The perpetual system keeps track of inventory balances on a regular basis, with entries made automatically whenever a product is purchased or sold. Purchases and returns are also recorded hand-to-hand in the inventory account. The inventory account balance should be accurate unless there is no theft or damage. The cost of goods sold account is also updated on a continuous basis after each sale occurs. Perpetual inventory systems employs enhanced digital technology to track inventory in real time using updates sent electronically to central databases.

Key Differences

Periodic inventory accounting systems are normally better suited for small businesses due to its cost-efficiency of acquiring the technology and staff to support a perpetual system. However, the lack of accurate information about the cost of goods sold or inventory balances could jeopardize the business decisions.

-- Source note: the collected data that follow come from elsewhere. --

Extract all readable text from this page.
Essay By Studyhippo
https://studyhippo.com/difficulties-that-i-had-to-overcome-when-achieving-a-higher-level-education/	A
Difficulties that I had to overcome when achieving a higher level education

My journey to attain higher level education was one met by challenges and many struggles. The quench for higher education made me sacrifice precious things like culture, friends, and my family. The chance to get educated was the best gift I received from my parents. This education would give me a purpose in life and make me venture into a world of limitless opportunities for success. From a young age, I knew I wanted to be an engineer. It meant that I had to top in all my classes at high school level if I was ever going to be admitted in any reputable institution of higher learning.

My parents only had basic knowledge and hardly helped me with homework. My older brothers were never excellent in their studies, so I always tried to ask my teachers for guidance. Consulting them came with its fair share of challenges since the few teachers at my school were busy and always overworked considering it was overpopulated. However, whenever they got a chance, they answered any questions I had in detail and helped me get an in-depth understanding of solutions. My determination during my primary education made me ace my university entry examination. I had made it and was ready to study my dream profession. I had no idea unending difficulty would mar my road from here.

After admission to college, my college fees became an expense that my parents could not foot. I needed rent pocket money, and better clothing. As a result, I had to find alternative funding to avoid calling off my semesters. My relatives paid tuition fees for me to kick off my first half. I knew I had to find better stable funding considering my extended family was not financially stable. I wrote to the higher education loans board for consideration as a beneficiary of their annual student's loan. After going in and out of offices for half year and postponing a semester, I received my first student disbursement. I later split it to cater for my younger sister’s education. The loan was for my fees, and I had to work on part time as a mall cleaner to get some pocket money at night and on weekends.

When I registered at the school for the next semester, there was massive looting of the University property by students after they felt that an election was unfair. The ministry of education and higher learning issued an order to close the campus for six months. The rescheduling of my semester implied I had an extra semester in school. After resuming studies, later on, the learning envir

Businesses with high sales volume and multiple retail outlets need perpetual inventory systems. The perpetual inventory system has a number of advantages like the ability to early detection of inventory-related errors. The perpetual system can describe every transaction in great detail at the unit level. Under the perpetual system, the cost managers can make gauge the correct timing of purchases with a proper knowledge of the stock of goods in hand at every business place.

Question No. 2

If we do our accounting on ‘Mercantile Basis’, in our accounting records bank balance is reduced as soon as a check is issued even if not cleared through bank yet. Similarly we increase our bank balance right after depositing a check in bank even if not credited by bank. The effect of the same will be taken by the bank after sometime. Sometimes, at the year end, such effects take place in next financial year.

The effects of checks issued but not presented for payment in bank and checks deposited but not credited by the bank shall be reversed in bank reconciliation statement to get to the balance as per pass book.

However, to depict a correct and fair view of bank balance at the year end, balance as per accounting records should be taken in balance sheet.

Therefore, in current situation amount as per Kowal’s accounting records of $ 15,245.47 should be included in the amount of cash reported in Kowal’s balance sheet at December 31, 2018.